Die Wohnung ist vom Grundgesetz geschützt
Mit einigen Regelungen aus dem von Bund und Ländern beschlossenen Anti-Corona-Paket verhält es sich ähnlich. So wichtig es jetzt ist, die Menschen auf Abstand zu halten, Kontakte zu reduzieren und einen Lockdown auf Raten zu vermeiden: Wo Gastronomen auch strenge Abstands- und Hygienevorschriften in ihren Lokalen einhalten können, muss die Politik sie nicht mit einer Sperrstunde dazu zwingen, um 22 oder 23 Uhr zu schließen. Eine Maskenpflicht in Fußgängerzonen und auf belebten Plätzen in den Risikogebieten wiederum wirkt nur, wenn die örtlichen Behörden sie auch kontrollieren und Verstöße ahnden – von den privaten Feiern gar nicht zu reden, deren Teilnehmerzahl fast alle Bundesländer nun per Verordnung begrenzen wollen. Das Grundgesetz aber schützt die eigene Wohnung ausdrücklich vor staatlichen Eingriffen. Und was wäre ein abendlicher Kontrollbesuch vom Ordnungsamt anderes als ein staatlicher Eingriff? Die meisten Menschen sind auch so vernünftig genug, jetzt keine wilden Partys mit dutzenden Gästen zu feiern.

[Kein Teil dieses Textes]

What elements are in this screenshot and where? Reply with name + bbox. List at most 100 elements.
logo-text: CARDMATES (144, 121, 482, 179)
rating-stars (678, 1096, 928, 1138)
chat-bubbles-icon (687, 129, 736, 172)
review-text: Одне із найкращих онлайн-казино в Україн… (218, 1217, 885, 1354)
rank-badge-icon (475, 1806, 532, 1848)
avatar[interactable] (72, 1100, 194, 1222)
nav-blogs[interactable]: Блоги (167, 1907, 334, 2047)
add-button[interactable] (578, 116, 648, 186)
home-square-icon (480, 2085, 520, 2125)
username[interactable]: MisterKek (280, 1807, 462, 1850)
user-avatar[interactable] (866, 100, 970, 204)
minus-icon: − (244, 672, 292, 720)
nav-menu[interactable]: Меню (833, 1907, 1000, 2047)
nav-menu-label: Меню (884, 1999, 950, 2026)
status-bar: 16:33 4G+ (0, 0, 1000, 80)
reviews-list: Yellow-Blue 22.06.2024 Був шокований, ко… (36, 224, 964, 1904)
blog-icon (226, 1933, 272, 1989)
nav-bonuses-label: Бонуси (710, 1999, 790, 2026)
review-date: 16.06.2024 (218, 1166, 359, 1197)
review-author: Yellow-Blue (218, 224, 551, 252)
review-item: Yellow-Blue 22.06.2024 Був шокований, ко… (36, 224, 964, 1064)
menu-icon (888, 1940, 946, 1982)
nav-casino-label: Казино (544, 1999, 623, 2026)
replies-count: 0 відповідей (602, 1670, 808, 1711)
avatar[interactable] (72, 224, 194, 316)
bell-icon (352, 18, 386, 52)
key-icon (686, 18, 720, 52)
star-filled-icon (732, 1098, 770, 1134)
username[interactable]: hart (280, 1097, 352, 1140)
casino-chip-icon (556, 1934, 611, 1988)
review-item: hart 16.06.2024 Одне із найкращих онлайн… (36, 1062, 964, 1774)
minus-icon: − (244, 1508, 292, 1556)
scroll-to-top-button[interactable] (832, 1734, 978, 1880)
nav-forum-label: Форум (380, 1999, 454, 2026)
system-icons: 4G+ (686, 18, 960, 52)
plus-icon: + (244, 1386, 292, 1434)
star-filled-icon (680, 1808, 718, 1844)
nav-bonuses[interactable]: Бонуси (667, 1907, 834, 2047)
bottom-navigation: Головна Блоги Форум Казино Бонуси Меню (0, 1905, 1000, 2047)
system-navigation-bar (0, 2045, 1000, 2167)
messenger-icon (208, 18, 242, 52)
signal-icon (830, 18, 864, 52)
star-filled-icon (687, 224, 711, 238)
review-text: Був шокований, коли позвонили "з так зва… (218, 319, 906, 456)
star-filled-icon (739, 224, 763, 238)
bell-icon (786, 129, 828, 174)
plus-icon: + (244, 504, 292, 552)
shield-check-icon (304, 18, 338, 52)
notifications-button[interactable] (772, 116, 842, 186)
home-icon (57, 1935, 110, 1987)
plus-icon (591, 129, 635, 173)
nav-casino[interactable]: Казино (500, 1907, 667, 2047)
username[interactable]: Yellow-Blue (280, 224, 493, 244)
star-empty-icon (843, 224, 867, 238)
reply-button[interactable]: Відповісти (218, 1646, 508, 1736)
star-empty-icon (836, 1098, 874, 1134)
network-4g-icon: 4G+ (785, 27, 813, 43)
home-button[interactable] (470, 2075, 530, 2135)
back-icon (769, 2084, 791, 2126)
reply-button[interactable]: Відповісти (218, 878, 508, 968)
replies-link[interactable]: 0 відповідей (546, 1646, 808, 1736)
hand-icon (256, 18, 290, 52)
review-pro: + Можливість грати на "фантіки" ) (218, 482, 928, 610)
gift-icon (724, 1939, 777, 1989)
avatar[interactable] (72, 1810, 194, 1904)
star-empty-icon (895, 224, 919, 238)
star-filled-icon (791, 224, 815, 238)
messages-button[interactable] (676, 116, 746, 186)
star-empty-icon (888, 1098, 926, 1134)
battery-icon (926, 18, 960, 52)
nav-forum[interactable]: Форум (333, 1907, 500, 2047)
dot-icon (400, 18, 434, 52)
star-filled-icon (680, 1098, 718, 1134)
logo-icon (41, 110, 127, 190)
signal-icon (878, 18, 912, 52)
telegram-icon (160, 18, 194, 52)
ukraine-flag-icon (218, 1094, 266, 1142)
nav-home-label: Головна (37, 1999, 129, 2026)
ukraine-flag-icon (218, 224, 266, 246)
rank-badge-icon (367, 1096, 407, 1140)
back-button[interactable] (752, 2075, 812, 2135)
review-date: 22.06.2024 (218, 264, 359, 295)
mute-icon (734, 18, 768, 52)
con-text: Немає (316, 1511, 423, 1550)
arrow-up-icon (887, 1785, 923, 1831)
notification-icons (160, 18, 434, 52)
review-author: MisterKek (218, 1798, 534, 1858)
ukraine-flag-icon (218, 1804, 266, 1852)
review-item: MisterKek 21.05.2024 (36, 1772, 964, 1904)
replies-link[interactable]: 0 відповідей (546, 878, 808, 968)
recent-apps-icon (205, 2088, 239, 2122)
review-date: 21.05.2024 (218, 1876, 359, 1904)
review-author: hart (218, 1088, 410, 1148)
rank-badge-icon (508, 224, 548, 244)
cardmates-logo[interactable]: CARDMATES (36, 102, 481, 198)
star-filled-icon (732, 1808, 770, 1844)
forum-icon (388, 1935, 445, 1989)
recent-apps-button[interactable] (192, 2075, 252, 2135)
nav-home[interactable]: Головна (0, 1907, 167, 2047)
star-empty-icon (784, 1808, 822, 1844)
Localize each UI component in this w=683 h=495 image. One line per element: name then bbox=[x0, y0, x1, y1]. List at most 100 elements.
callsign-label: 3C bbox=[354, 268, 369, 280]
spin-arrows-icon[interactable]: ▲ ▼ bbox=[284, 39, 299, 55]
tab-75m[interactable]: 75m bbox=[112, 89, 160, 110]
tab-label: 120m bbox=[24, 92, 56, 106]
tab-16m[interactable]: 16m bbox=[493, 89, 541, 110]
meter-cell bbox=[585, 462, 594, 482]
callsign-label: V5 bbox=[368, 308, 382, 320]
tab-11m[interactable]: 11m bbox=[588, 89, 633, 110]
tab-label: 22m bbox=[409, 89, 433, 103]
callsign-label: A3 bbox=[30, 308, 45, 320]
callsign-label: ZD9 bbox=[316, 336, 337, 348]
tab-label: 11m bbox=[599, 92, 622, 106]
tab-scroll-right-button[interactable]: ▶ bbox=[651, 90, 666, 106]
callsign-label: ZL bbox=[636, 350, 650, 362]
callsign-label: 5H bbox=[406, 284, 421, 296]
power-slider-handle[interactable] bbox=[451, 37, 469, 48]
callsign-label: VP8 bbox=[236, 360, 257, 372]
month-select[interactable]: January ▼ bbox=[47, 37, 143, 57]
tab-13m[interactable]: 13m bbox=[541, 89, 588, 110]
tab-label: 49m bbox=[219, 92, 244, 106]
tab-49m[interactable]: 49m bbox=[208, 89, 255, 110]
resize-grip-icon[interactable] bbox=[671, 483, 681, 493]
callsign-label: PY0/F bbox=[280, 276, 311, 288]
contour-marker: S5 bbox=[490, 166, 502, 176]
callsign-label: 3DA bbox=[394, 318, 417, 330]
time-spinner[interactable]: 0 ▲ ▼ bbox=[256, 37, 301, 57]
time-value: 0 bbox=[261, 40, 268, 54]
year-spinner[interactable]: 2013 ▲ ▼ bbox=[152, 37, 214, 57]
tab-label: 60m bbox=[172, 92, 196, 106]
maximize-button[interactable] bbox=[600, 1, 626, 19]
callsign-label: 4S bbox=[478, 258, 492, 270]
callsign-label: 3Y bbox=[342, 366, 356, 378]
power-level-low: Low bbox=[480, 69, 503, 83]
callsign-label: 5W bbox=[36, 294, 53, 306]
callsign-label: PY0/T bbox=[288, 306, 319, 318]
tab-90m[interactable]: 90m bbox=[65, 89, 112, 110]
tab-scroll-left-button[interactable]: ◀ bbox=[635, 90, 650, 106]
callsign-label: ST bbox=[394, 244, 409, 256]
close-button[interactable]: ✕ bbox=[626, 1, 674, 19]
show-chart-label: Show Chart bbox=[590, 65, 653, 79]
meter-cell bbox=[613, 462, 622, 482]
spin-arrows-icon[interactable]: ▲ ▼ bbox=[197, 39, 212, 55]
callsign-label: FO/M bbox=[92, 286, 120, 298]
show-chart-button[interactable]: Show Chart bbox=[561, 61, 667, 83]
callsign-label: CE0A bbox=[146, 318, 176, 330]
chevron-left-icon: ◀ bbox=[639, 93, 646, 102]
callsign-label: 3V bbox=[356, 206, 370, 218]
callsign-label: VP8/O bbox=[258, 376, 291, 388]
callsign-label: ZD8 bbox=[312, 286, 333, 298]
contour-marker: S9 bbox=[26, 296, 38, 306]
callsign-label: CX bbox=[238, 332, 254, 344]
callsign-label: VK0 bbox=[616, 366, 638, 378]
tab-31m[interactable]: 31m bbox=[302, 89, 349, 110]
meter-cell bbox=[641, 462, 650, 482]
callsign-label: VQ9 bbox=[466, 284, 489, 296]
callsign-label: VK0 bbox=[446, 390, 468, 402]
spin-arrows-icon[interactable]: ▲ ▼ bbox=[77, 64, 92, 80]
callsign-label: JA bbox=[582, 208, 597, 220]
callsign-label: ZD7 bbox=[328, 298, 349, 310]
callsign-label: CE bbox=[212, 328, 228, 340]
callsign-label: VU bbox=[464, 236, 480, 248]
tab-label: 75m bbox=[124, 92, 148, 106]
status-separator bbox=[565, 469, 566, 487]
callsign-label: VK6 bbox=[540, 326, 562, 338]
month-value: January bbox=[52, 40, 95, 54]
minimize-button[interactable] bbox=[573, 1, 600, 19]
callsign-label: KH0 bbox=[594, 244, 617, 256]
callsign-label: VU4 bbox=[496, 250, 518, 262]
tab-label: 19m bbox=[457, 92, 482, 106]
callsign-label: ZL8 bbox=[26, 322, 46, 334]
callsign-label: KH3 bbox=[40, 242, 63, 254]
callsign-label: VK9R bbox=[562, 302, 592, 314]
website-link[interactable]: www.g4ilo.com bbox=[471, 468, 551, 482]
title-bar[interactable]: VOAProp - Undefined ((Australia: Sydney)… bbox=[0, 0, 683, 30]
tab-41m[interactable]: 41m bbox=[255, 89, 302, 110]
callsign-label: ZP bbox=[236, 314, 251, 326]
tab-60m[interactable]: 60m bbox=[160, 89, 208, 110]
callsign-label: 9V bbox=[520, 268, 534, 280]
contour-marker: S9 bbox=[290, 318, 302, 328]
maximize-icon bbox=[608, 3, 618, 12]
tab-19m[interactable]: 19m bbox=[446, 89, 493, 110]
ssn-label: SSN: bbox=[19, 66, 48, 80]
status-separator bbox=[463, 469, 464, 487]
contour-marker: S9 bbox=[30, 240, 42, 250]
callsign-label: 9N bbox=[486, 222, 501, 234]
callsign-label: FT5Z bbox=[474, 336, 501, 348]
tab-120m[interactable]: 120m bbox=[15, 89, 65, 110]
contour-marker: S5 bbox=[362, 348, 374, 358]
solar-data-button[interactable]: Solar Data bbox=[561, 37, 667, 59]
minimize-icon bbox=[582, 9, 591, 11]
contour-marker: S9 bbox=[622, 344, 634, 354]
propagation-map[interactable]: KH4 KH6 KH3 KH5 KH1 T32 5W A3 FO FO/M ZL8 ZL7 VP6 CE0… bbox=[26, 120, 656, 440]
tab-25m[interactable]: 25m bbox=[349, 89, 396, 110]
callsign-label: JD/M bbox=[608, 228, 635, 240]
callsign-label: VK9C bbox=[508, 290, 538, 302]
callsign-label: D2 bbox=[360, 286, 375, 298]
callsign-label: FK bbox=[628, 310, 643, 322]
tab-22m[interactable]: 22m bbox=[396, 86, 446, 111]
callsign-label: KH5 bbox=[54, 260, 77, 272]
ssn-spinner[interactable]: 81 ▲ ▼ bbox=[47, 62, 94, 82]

Mit immer neuen Vorschriften und Verboten wird sich der Kampf gegen Corona kaum gewinnen lassen. Dass Deutschland bisher vergleichsweise gut durch die Krise gekommen ist, liegt nicht zuletzt an der Vorsicht und der Umsicht, die seine Bürger auch so schon beweisen. Deshalb sind die Infektionszahlen bei uns niedriger als in vielen anderen Ländern Europas und Szenarien mit bis zu 60 Millionen Infizierten und mehr als 200.000 Corona-Toten, wie Angela Merkel und der Virologe Christian Drosten sie im März vorhergesagt haben, nur apokalyptische Gedankenspiele.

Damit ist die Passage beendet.